According to the results in Table 1, it can be seen that if the ratio of the equivalent diameter of the mesh to the average circular equivalent diameter of the voids of the adsorbent in the column is more than 45%, the air removal rate in the column can obtain a higher value. 45%, the air removal rate in the column shows a lower value of 59%. It can be considered that the reason is that when the equivalent diameter of the mesh of the filter is smaller than the average circular equivalent diameter of the gap of the adsorbent in the column, the mesh of the filter is significantly smaller than the cross-sectional area of the air passing through the column. Therefore, the air is easily trapped by the filter. Furthermore, compared to polyethylene mesh screens, polypropylene mesh screens show slightly higher air removal rates.

From the results in Table 2, it can be seen that even if a sieve having an opening ratio approximately equal to the mesh equivalent diameter is used, the higher the contact angle, the higher the air removal rate in the column. The reason is considered to be that the interface tension between the solid and air can be reduced by increasing the contact angle.

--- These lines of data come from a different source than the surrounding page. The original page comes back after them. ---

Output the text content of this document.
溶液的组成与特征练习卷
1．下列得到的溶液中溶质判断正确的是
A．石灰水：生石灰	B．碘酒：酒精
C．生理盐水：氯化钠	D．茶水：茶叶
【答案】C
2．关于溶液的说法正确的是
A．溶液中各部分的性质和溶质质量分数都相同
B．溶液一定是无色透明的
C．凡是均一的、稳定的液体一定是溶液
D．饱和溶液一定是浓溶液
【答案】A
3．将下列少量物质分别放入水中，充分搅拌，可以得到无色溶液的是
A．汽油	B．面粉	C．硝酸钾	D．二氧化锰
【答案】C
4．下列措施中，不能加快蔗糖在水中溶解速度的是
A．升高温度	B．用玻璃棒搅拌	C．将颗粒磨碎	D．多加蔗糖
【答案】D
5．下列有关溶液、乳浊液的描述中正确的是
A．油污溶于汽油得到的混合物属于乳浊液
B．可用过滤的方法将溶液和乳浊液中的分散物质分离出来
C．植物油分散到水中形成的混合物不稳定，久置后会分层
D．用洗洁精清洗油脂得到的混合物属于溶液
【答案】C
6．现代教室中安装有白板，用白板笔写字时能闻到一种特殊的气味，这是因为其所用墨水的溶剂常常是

Based on the results in Table 3, it can be seen that for a pipe string with the same fiber diameter and filling rate of the adsorbent, the relationship between the air removal rate in the pipe string and the β ₂ -MG clearance rate is that the lower the air removal rate in the column, the β ₂ -MG The lower the clearance rate, the lower the adsorption performance of the protein. Moreover, in the results of Table 3, the fiber diameter of the adsorbent of the column of Examples 4 and 5 was 121 μm. On the other hand, the fiber diameter of the adsorbent of the column of Example 6 and Comparative Example 1 was 260 μm. The filling rate of the adsorbent of any column is 57%. Therefore, the surface area of the adsorbent of each column is different in a column with a fiber diameter of 121 μm and a column with a fiber diameter of 260 μm, so it can be considered that this results in protein Difference in adsorption performance.

Claims (5)

A blood purification tube string is characterized in that it has an adsorbent body and a sleeve with open ends at both ends. The adsorbent body is accommodated inside the sleeve, and one end of the two ends of the sleeve is a blood inflow side end. One end is a blood outflow end, and a filter is arranged at the blood inflow side end and / or the blood outflow side end of the above-mentioned cannula, and the following necessary conditions are satisfied: (1) the opening rate of the filter is 5% or more and 80% or less (2) The equivalent diameter of the mesh of the filter is 1 μm or more and 5000 μm or less (3) The ratio of the equivalent diameter of the mesh of the filter to the average circular equivalent diameter of the voids of the adsorbent is 45% or more ( 4) The shape of the adsorbent is solid fibrous. The solid fibrous is arranged in parallel along the length of the column. (5) In the filter, the surface area of the portion that will open in a direction perpendicular to the length in the column is set. For B1, when the total surface area of the portion that is open in a direction parallel to the longitudinal direction in the column is set to B2, the following relationship is satisfied: B1 / B2 ≧ 1 (6) The shape of the filter is mesh. For example, the blood purification tube string of the first patent application range, wherein the filter sheet includes at least one material selected from the group consisting of polyolefin resin, polyamide resin, and fluorine resin. For example, the blood purification tube string of the first or second patent application range, wherein the filling rate of the adsorbent in the storage space in the tube string is 30% or more and less than 70%. For example, the blood purification tube string of the first patent application range, wherein the fiber diameter or outer diameter of the solid fiber is 10 μm or more and 1000 μm or less. For example, the blood purification tube string of the scope of patent application No. 1 or 2 can be used for serial connection with artificial kidneys.